Friday, October 26, 2007

Life - I recommend it!


I hate nostalgia. I love history. Makes sense? For instance, I listen to music from the sixties or seventies or eighties, not because it reminds me of a lost time, or reminds me of who I was back then, I'm not fondly looking back through misty eyes, hell no, I listen because some of that music still resonates with me NOW. When that snare drum shot rings out to start "Like a Rolling Stone," it's the kick, the immediate adrenaline rush of now that grabs me by the lapels. I'm thinking there are some songs, some novels, some poems, whatever, that are so much of the moment, that they are beyond time. The moment stretches out forever and you can dip in and you are alive in an ever-expanding nowness.

At the same time, the now, is the aquarium we swim in. Sometimes there just seems to be too much now. I find it refreshing to read about times and people who lived long ago. Partly to see a glimpse of a lost world, and also to illuminate, or to put on fresh eyes to see what's happening today.

So lately, I've been reading a biography of Percy Shelley. An English poet. I kind of get the impression that he and his fellow poet, Byron, if they lived today, would be fronting rock & roll bands. I see Shelley as kind a kinky Ray Davies, and Byron, well of course, he'd be the lead singer of the Doors.

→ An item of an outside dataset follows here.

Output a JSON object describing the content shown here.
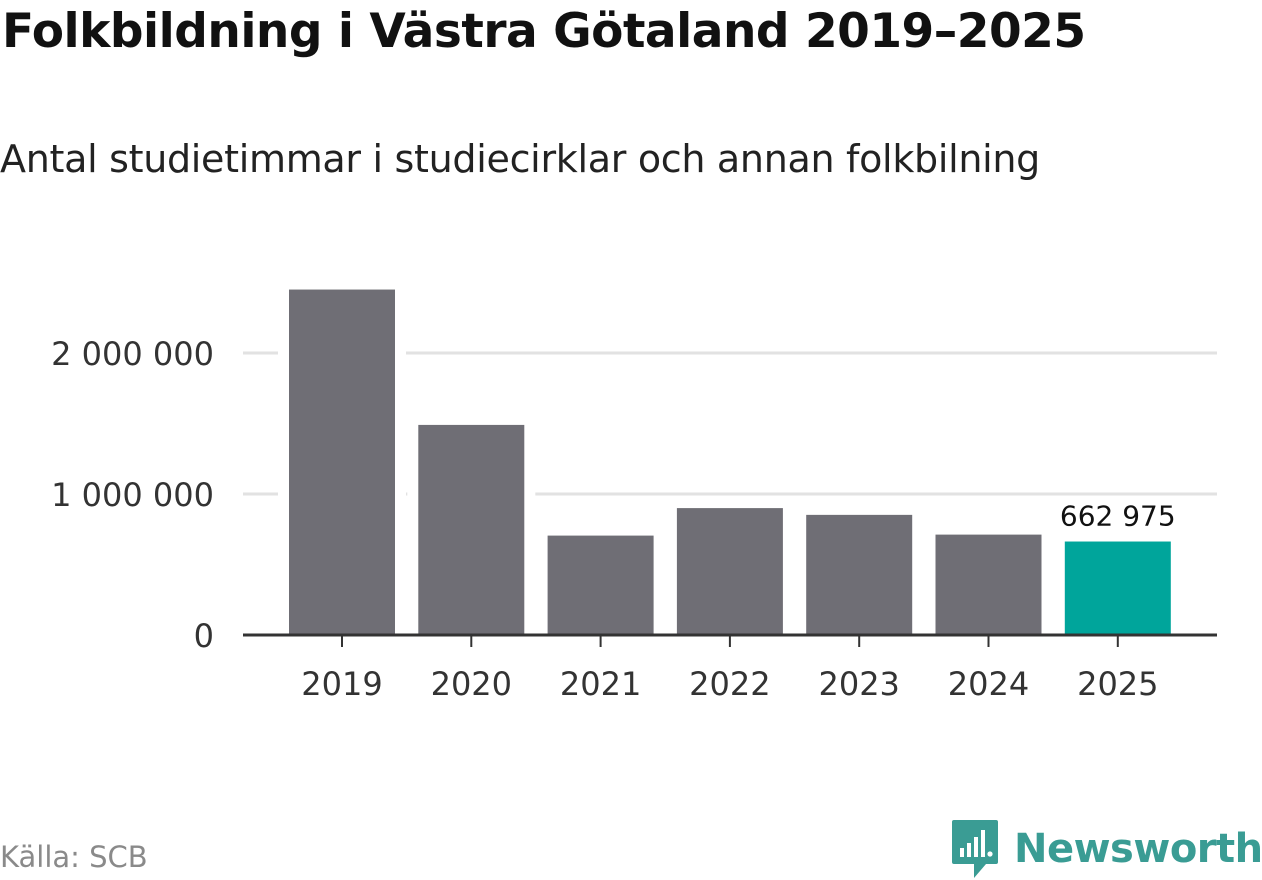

I came across this yesterday, something Shelley wrote in a notebook in 1819. It seems to me, not so old really, no, I think it could have been written today, and well, there's a real kick when someone from another time and place hits the bullseye in your head, this moment.

"Life and the world, or whatever we call that which we are and feel, is an astonishing thing...we are struck with admiration at some of it's transient modifications, but it is itself the great miracle. What are the changes of empires, the wreck of dynasties, with the opinions which supported them; what is the birth and the extinction of religions and of political systems to life? What is the universe of stars, and suns...and their motions, and their destiny, compared with life?"